New industrial facilities in Bangladesh, intended to symbolize the nation's economic growth and shift to heavy industry, are currently idle due to a severe energy shortage. Machinery sits unused at a glass factory and a steel mill in the Cumilla economic zone, representing nearly $750 million in stranded investments by Meghna Group of Industries. Chairman Mostafa Kamal stated that these plants could have begun production if energy supplies were available, highlighting the painful impact of Middle East conflict on Bangladesh's economy.

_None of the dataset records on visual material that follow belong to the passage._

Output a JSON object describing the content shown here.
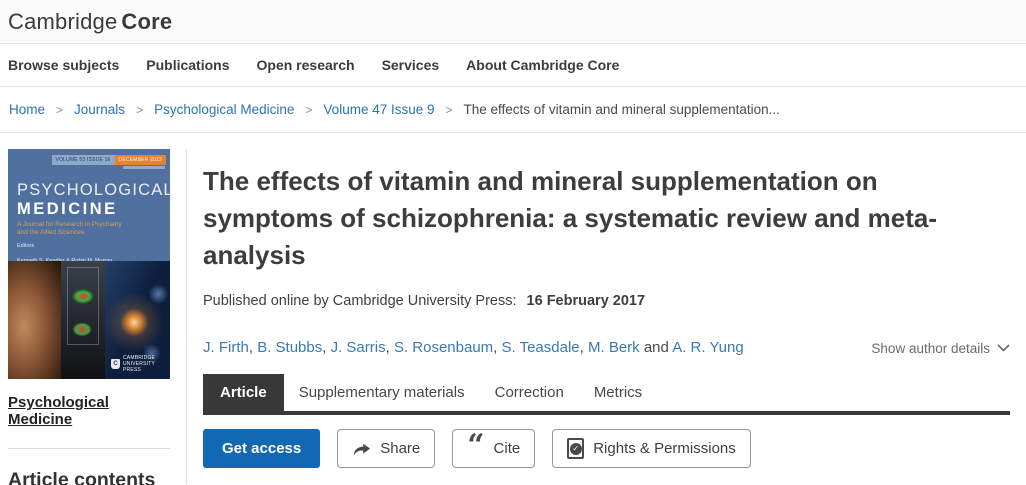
{
  "header": {
    "logo_cambridge": "Cambridge",
    "logo_core": "Core"
  },
  "nav": {
    "items": [
      "Browse subjects",
      "Publications",
      "Open research",
      "Services",
      "About Cambridge Core"
    ]
  },
  "breadcrumb": {
    "links": [
      "Home",
      "Journals",
      "Psychological Medicine",
      "Volume 47 Issue 9"
    ],
    "current": "The effects of vitamin and mineral supplementation...",
    "separator": ">"
  },
  "sidebar": {
    "journal_cover": {
      "volume_banner": "VOLUME 53 ISSUE 16",
      "date_banner": "DECEMBER 2023",
      "title_line1": "PSYCHOLOGICAL",
      "title_line2": "MEDICINE",
      "subtitle": "A Journal for Research in Psychiatry and the Allied Sciences",
      "editors_label": "Editors",
      "editors": "Kenneth S. Kendler & Robin M. Murray",
      "publisher": "CAMBRIDGE UNIVERSITY PRESS",
      "publisher_initial": "C"
    },
    "journal_link": "Psychological Medicine",
    "contents_heading": "Article contents"
  },
  "article": {
    "title": "The effects of vitamin and mineral supplementation on symptoms of schizophrenia: a systematic review and meta-analysis",
    "published_label": "Published online by Cambridge University Press:",
    "published_date": "16 February 2017",
    "authors": [
      "J. Firth",
      "B. Stubbs",
      "J. Sarris",
      "S. Rosenbaum",
      "S. Teasdale",
      "M. Berk",
      "A. R. Yung"
    ],
    "authors_conjunction": "and",
    "show_author_details": "Show author details"
  },
  "tabs": [
    {
      "label": "Article",
      "active": true
    },
    {
      "label": "Supplementary materials",
      "active": false
    },
    {
      "label": "Correction",
      "active": false
    },
    {
      "label": "Metrics",
      "active": false
    }
  ],
  "actions": {
    "get_access": "Get access",
    "share": "Share",
    "cite": "Cite",
    "rights": "Rights & Permissions",
    "check_glyph": "✓",
    "cite_glyph": "“"
  },
  "colors": {
    "accent_blue": "#1268b3",
    "link_blue": "#2c73af",
    "author_blue": "#3b78b5",
    "tab_dark": "#383838",
    "cover_blue": "#50719f",
    "cover_orange": "#e0862c",
    "border_light": "#e3e3e3"
  }
}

Bangladesh's heavy dependence on energy from the Persian Gulf, particularly liquefied natural gas from Qatar, has made it vulnerable. Natural gas accounts for about two-thirds of the country's electricity generation, and approximately three-quarters of its LNG imports come from Qatar, a route now potentially affected by conflict. To compensate for contracted supply shortfalls, Bangladesh has increased purchases from the spot market at roughly double the usual price.

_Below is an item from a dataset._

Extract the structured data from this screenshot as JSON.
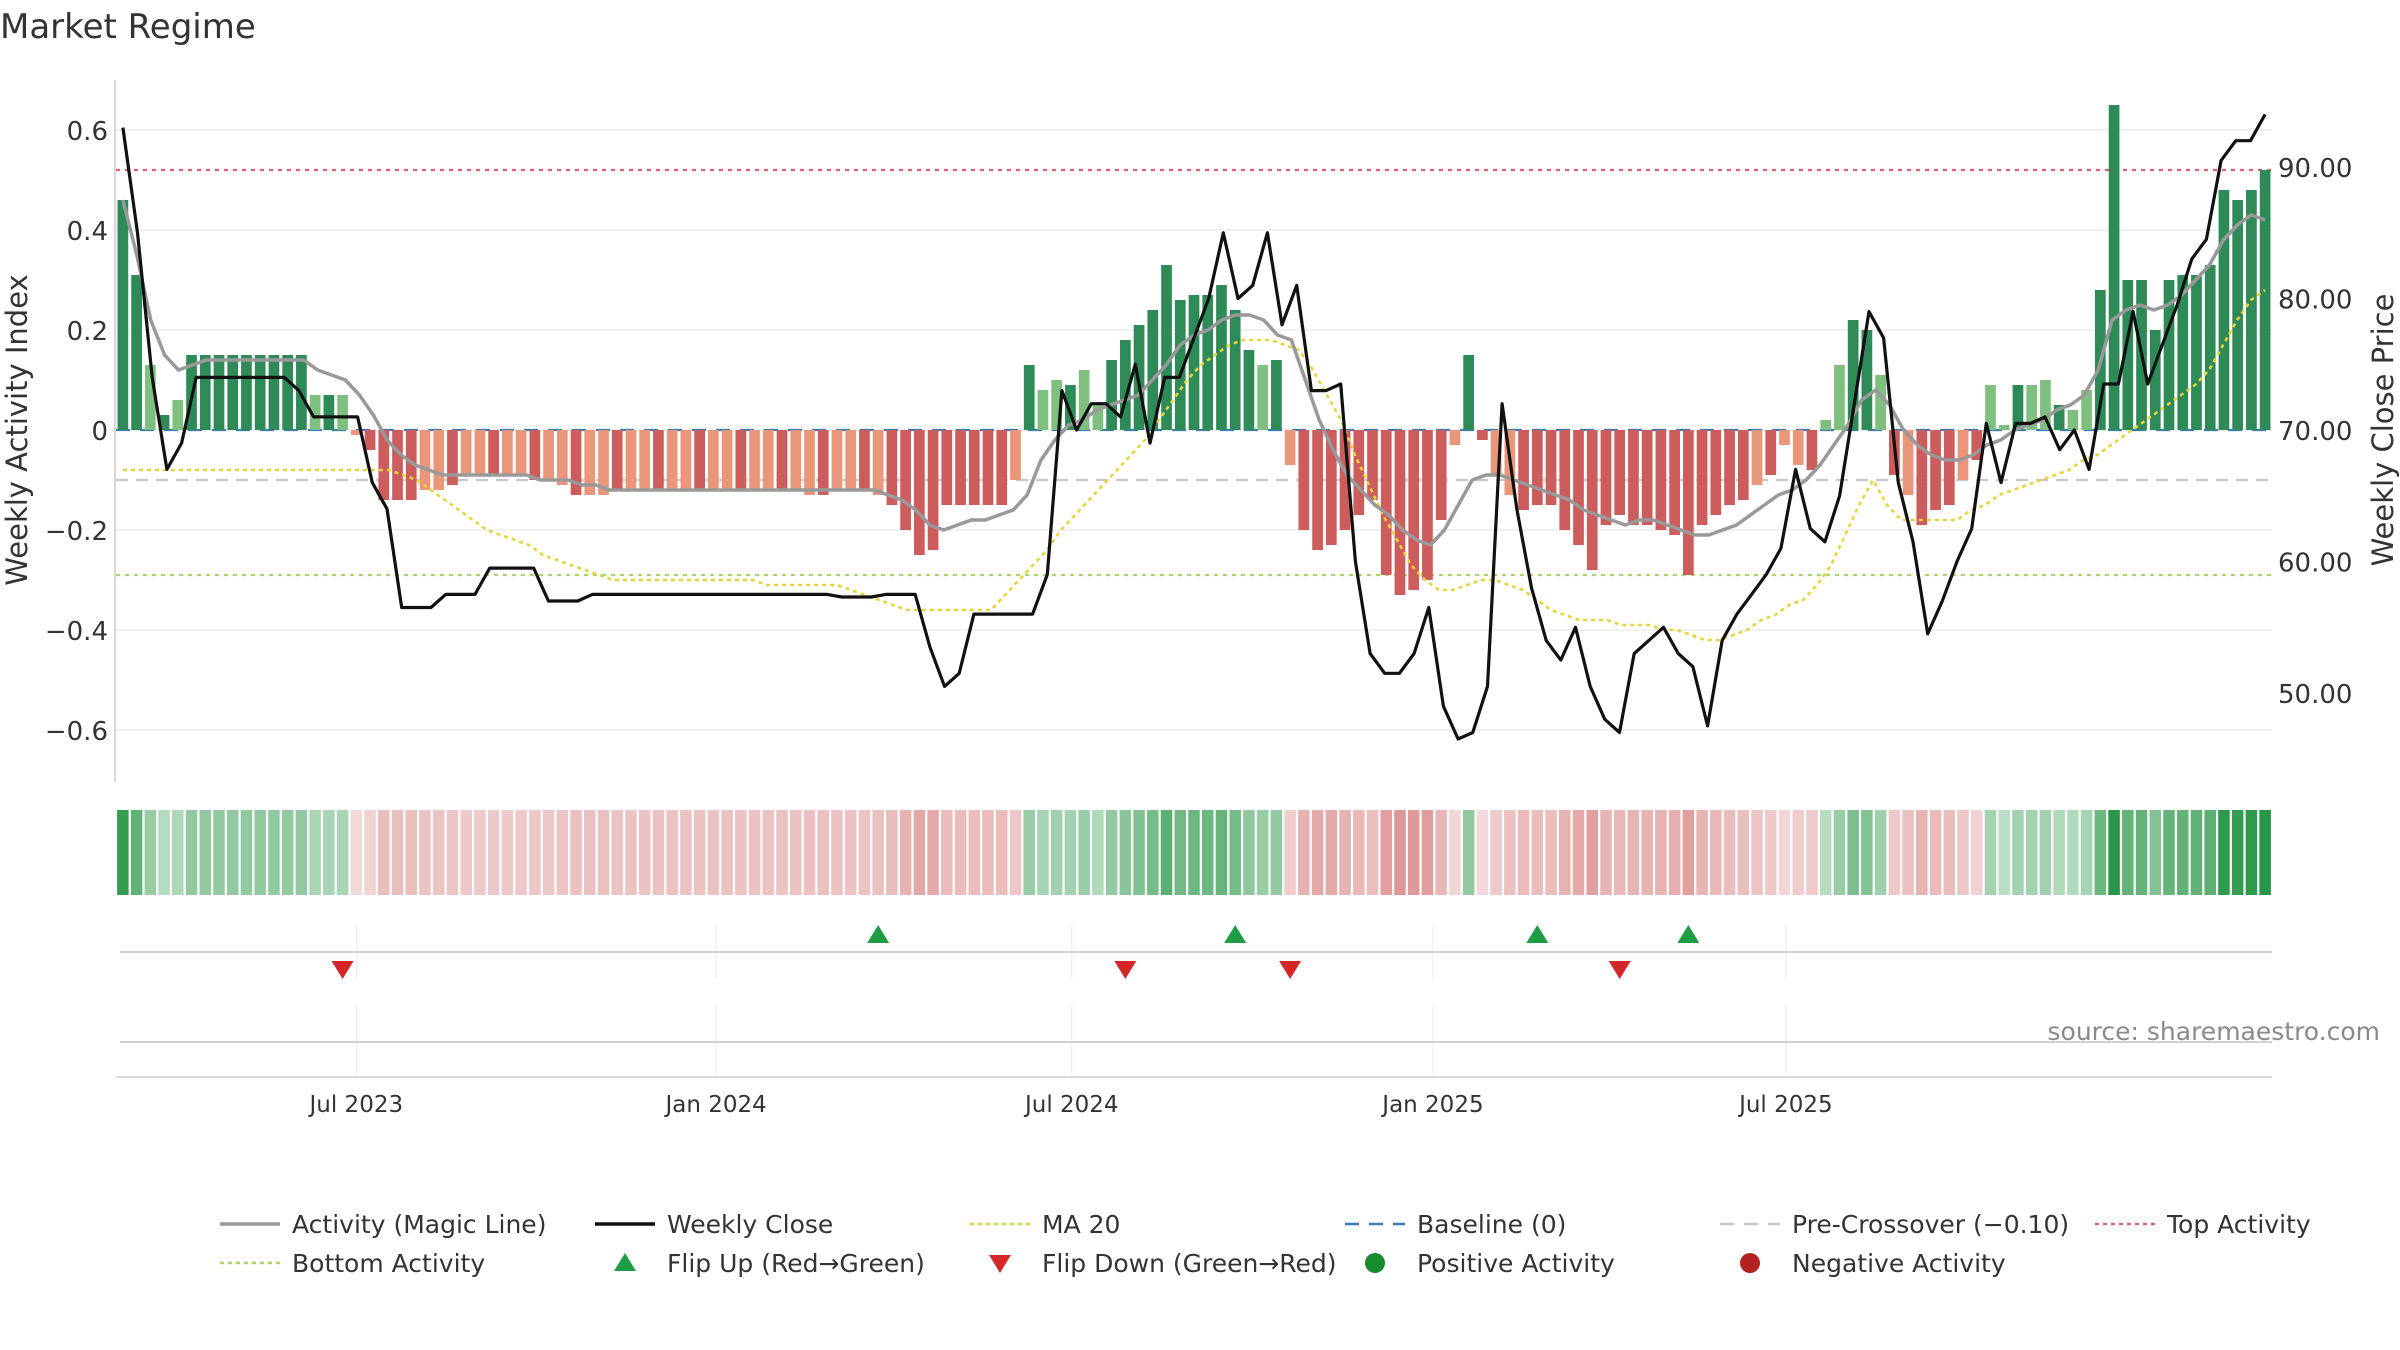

Despite these efforts, the country has experienced power rationing and blackouts, particularly in rural areas, while major cities like Dhaka have seen fewer disruptions. Two gas-fired power plants are offline due to fuel shortages, according to Minister Iqbal Hassan Mahmood. Companies are actively seeking solutions; PRAN-RFL Group's Chairman Ahsan Khan Chowdhury is prioritizing energy efficiency and plans to expand solar capacity fivefold to 200 megawatts. Meghna Group is also installing rooftop solar panels.
These moves reflect a broader push towards renewables driven by high fossil fuel costs. However, renewables alone cannot meet demand. Bangladesh is also looking to tap domestic gas resources from the Bhola field, but a lack of pipeline infrastructure poses a significant challenge. Meanwhile, the government has raised average retail power rates by 17% and implemented austerity measures, contributing to a 16-month high in inflation in May. Small business owners, like ice cream seller Habibur Rahman, are struggling with increased electricity costs that cannot be passed on to consumers.